Right now, investing in gaming is hot. Turning up the heat is the recent multi-year Caesars, DraftKings ESPN deal. The deal will feature DraftKings content on the ESPN network’s TV and digital platforms. As a result, shares of Caesars and DraftKings jumped as much as 10.5% and 17.5% respectively.
This year, the online gaming industry boomed, riding high on an unexpected side effect of the pandemic; with the closure of retail casinos and sportsbooks, gamblers moved online. As a result, spending on not only online casinos and sportsbooks exploded, but video game sales too. As a result, shares of DraftKings are up nearly 300% this year.
The Strategic Launch of the DraftKings ESPN Deal
According to the deal, DraftKings will be a co-exclusive partner for outgoing gambling links from ESPN, and the exclusive provider of daily fantasy sports.
Mark L. Walker, ESPN’s vice president of business development and innovation, called the DraftKings ESPN deal “the next big milestone for ESPN to diversify our exposure and strengthen our commitment to the sports betting space.”
The strategic timing of the DraftKings ESPN deal coincides with the return of the National Football League. Not only that, the pandemic shutdowns forced the delay of the National Basketball Association and the National Hockey League playoffs until September. For the first time ever, the NFL, NBA and NHL seasons are all playing at the same time. That gives sports bettors plenty of sporting events to wager on.
Last year, ESPN struck a deal with Caesars Entertainment to build a new ESPN studio inside its LINQ Hotel and Casino in Las Vegas. The studio, which went live recently, acts as ESPN’s headquarters for sports betting content.
Once considered taboo in US sports, gambling is slowly becoming mainstream after the Supreme Court lifted the ban on sports betting in 2018. That ruling cleared the way for any state to legalize sports betting. Right now, 18 states, plus Washington DC have legalized sports gambling, and 13 more states have legislation either passed or pending.

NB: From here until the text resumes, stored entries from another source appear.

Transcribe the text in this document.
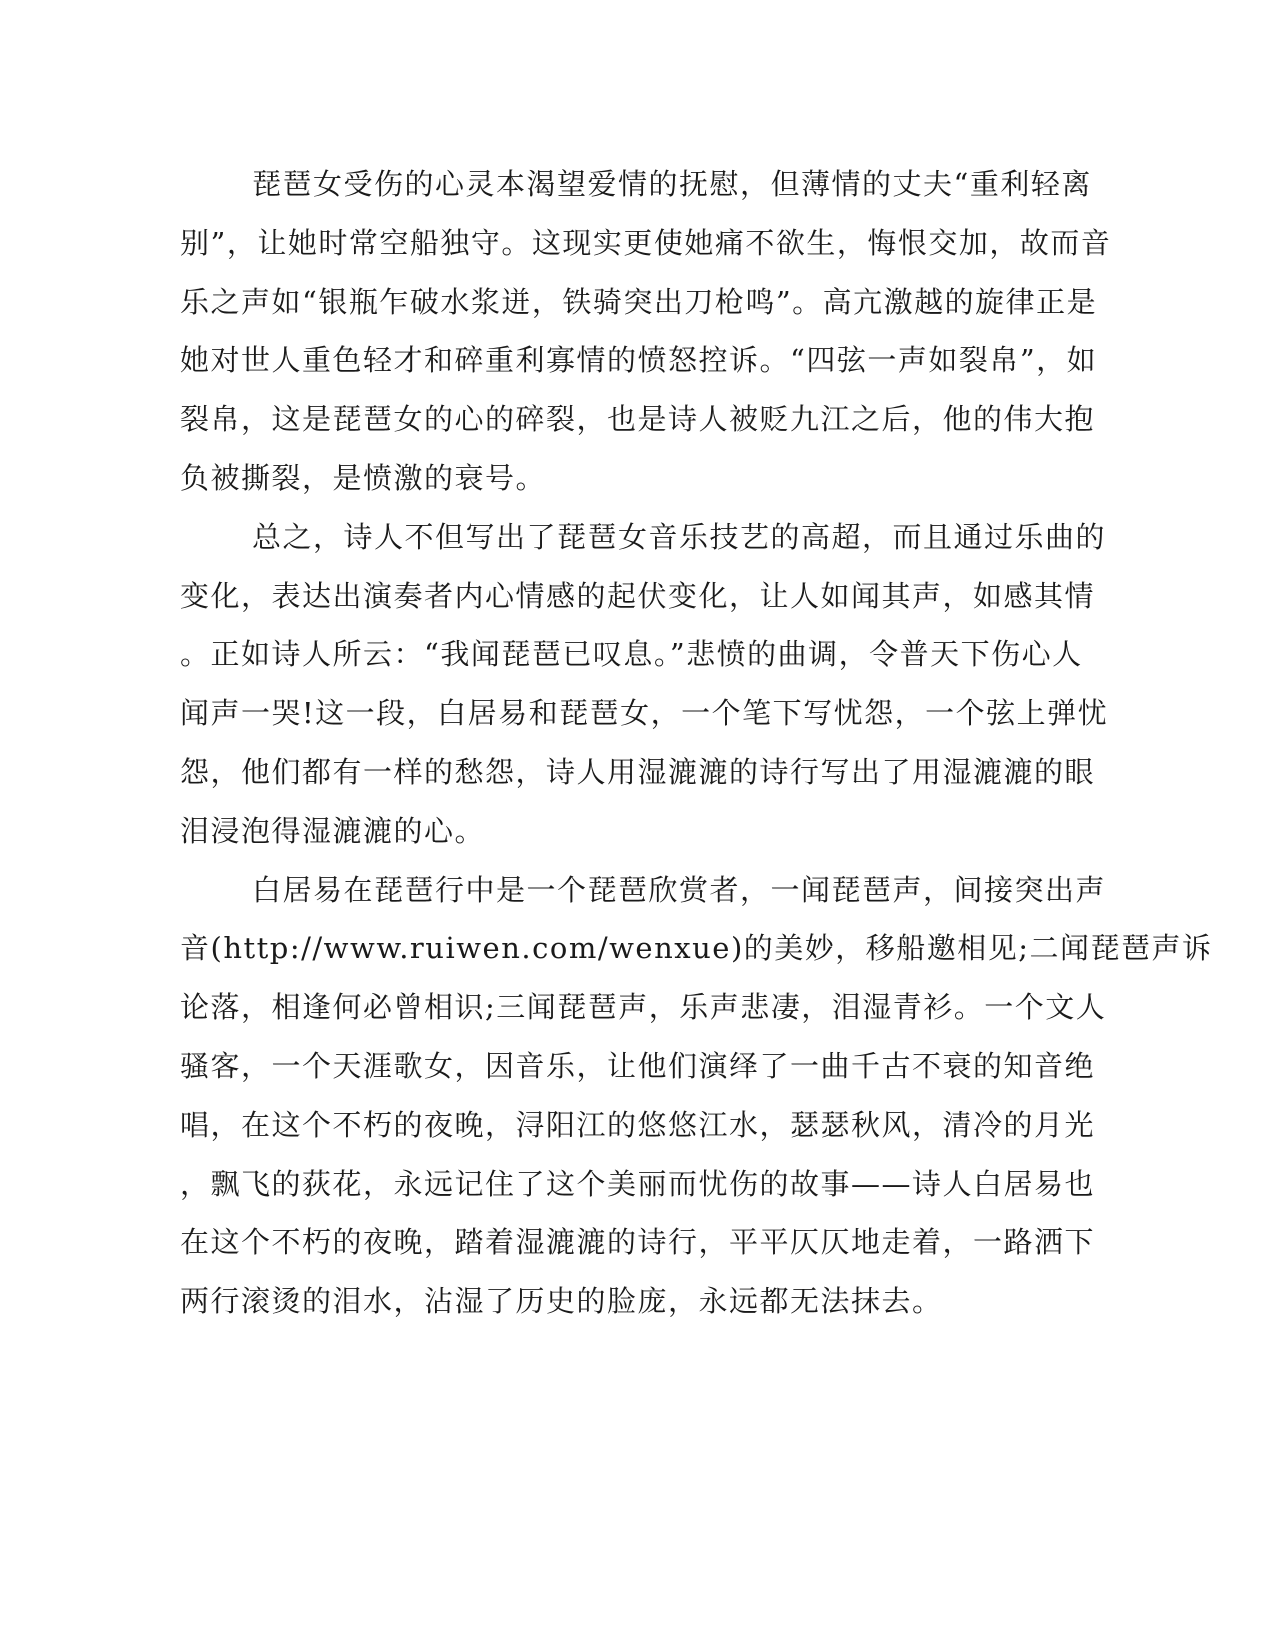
琵琶女受伤的心灵本渴望爱情的抚慰，但薄情的丈夫“重利轻离
别”，让她时常空船独守。这现实更使她痛不欲生，悔恨交加，故而音
乐之声如“银瓶乍破水浆迸，铁骑突出刀枪鸣”。高亢激越的旋律正是
她对世人重色轻才和碎重利寡情的愤怒控诉。“四弦一声如裂帛”，如
裂帛，这是琵琶女的心的碎裂，也是诗人被贬九江之后，他的伟大抱
负被撕裂，是愤激的衰号。
总之，诗人不但写出了琵琶女音乐技艺的高超，而且通过乐曲的
变化，表达出演奏者内心情感的起伏变化，让人如闻其声，如感其情
。正如诗人所云：“我闻琵琶已叹息。”悲愤的曲调，令普天下伤心人
闻声一哭!这一段，白居易和琵琶女，一个笔下写忧怨，一个弦上弹忧
怨，他们都有一样的愁怨，诗人用湿漉漉的诗行写出了用湿漉漉的眼
泪浸泡得湿漉漉的心。
白居易在琵琶行中是一个琵琶欣赏者，一闻琵琶声，间接突出声
音(http://www.ruiwen.com/wenxue)的美妙，移船邀相见;二闻琵琶声诉
论落，相逢何必曾相识;三闻琵琶声，乐声悲凄，泪湿青衫。一个文人
骚客，一个天涯歌女，因音乐，让他们演绎了一曲千古不衰的知音绝
唱，在这个不朽的夜晚，浔阳江的悠悠江水，瑟瑟秋风，清冷的月光
，飘飞的荻花，永远记住了这个美丽而忧伤的故事——诗人白居易也
在这个不朽的夜晚，踏着湿漉漉的诗行，平平仄仄地走着，一路洒下
两行滚烫的泪水，沾湿了历史的脸庞，永远都无法抹去。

DraftKings, a Fair Price for a Growth Stock
Currently, DraftKings stock is trading at a fair price. Q2 2020 revenue for the company was $75 million, and DraftKings reported a loss of 55 cents per share. Utilizing DraftKing’s 2020 revenue estimates, the company trades at a price to sales ratio of 36.
Profitability is a concern, and it’s difficult to estimate a fair price for the stock since DraftKings is a few quarters away from profitability.

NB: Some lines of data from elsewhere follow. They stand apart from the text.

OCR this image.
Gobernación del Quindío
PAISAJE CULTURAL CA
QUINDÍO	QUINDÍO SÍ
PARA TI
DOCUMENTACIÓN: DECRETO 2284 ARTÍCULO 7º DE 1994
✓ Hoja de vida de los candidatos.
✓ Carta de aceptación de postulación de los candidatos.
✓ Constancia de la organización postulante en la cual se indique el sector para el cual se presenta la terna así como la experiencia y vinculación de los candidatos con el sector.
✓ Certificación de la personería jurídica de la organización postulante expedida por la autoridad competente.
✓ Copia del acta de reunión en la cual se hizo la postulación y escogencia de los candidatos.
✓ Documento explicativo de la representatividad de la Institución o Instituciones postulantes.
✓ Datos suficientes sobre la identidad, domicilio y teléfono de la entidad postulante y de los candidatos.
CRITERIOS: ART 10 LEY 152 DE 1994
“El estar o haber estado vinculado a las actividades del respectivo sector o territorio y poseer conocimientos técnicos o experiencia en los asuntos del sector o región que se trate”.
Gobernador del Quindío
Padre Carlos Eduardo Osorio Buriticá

But what is impressive about DraftKings is the company’s conservative financial management during the postponement of major league sports. According to DraftKing’s Q2 2020 earnings transcript, the company has zero debt and $1.2 billion in cash.
While most new IPOs are weighed down with debt and have almost no cash, DraftKings defied that stereotype.
Gambling ETFs to Keep in Mind
ESPN has broadcast rights to all of the major U.S. sports leagues, making this a very beneficial deal for all parties. Public demand for sports betting has exploded even further since the delay of major sporting events until September. With this in mind, we’ve highlighted a few exchange-traded funds (ETFs) that could capitalize on the Caesars, DraftKings ESPN deal.
VanEck Vectors Gaming ETF
MV Index Solutions (MVIS) is the index business of VanEck, a US-based investment management firm and provider of the VanEck Vectors ETFs.
The MVIS Global Gaming Index tracks the overall performance of companies involved in gambling, including casinos, casino hotels, sports betting, lotteries, online gaming, gaming technology, and gaming equipment. The fund placed 4.75% weight in DraftKings and 2.68% weight in Caesars Entertainment into the fund.
Roundhill Sports Betting & iGaming ETF
The Roundhill Sports Betting & iGaming Index tracks the overall performance of a portfolio packed with tiered-weight, globally-listed equity securities of sports betting companies. According to Roundhill, DraftKings has 5.20% weight in the fund.